Mindfulness meditation might sound like something that requires a guru, but there are ways to experience the benefits that don’t require a lifestyle change.
“With meditation, we work on building the foundation that holds us up every day,” Bean said.
She had some suggestions for people who are curious about the practice but aren’t sure where to start.
Practice a body scan
Bean said the body scan is a popular meditation method for all levels of meditators, and it can be practiced anywhere—even sitting in your cubicle.
To start, find a comfortable position, either sitting or lying down. (It’s important that your body is supported so you’re able to relax your muscles.) If it’s possible to remove distractions from your environment, go for it, but it’s OK if the only time you can find is at the office or while your kids are napping. You can leave your eyes open or close them.
Once you’re comfortable, the practice is as the name suggests: Starting with your toes, slowly work your way up your body, focusing on the sensations in each region. If your mind wanders, gently steer it back to the body scan. Breathing deeply helps increase relaxation for some people, but it isn’t necessary.
Body scans can last anywhere between one minute and 45 minutes, according to Bean.
The great thing about the body scan is that the results are often immediate; afterward, you should feel a sense of calm and relaxation.
Get some tech assistance
If you have trouble directing your own body scan, Bean guides one on YouTube:
Using tech for meditation might seem counterintuitive; however, Bean said apps can be great tools for beginners and regular meditators alike. She’s particularly fond of Insight Timer, a free app offering guided meditations from some of the world’s most well-known meditation experts.
Find a group
According to Bean, group meditation offers more than just a social dynamic. She believes so strongly in the benefits of group meditation that she names it as the reason she chose to start Mindful Boston.
“To know you’re not alone – you’re not the only person who ever wanted to jump out of their skin – that’s the best way to get involved,” Bean said.
Some meditators say they experience a deeper sense of relaxation when practicing in a group versus alone, and meditating in a group can help beginners feel more relaxed.
To help get beginners started, Mindful Boston offers occasional free, non-religious Community Meditation Nights, during which participants engage in guided meditation together. Mindful Boston’s upcoming Community Meditation Night will be held on Wednesday, May 17 at the Boston Marathon Adidas RunBase in Back Bay. The meditation will last between 15 and 25 minutes, and the event will include a brief discussion about meditation during which participants can ask questions.

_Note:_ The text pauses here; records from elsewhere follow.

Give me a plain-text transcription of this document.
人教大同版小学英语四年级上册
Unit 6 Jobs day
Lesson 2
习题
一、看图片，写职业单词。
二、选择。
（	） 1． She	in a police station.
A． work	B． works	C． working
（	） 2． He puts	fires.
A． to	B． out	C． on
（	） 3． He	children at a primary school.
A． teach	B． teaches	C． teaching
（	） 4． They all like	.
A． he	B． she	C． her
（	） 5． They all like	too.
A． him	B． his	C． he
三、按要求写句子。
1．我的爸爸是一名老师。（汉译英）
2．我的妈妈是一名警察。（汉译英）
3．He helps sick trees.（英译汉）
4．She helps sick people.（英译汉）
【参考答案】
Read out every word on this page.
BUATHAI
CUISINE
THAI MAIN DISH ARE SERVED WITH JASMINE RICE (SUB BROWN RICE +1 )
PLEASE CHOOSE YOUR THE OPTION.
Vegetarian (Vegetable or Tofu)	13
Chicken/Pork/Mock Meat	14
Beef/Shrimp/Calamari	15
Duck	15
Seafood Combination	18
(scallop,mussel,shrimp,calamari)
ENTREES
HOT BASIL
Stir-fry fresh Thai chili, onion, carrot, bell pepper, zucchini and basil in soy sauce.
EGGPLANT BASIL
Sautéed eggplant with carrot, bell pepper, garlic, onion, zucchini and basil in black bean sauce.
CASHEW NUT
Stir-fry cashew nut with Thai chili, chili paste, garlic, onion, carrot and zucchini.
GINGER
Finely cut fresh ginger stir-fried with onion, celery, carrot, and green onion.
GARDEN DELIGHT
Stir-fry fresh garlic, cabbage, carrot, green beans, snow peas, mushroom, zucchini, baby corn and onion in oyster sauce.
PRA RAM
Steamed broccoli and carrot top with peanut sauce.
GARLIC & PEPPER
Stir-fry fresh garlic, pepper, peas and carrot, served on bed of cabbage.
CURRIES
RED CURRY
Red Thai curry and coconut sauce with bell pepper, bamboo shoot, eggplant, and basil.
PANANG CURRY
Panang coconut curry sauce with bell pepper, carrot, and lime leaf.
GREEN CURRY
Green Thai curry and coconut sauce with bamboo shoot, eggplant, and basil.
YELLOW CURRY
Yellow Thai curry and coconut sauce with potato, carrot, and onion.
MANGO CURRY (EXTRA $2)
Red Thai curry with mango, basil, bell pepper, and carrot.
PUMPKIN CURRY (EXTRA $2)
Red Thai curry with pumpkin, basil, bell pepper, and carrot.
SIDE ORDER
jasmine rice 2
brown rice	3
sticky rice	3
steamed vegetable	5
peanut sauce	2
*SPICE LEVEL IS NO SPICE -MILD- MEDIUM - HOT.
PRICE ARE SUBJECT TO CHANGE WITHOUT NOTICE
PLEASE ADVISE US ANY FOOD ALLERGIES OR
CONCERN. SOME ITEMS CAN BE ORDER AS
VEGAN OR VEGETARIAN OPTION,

All ages are welcome, and the event usually includes around 40 participants, though Bean has aspirations to grow the event to around 200 people.
“Community meditation nights are the best way for people to learn about meditation in a low-key environment,” Bean said.
Don’t judge yourself
“Meditating isn’t a one-size-fits-all solution,” Bean said.
It might take beginners a while to find a practice that works for them, and some people might find that meditating doesn’t help them as well as it helps others.
Bean uses a food analogy to help dissuade people from judging themselves (and others) when it comes to meditation:
“Sushi might be weird at first, but there’s no way to know you like it until you start eating it,” she said. “Meditation doesn’t have to be any more judgmental than what you choose to eat. Sushi isn’t for everyone, and meditation isn’t for everyone.”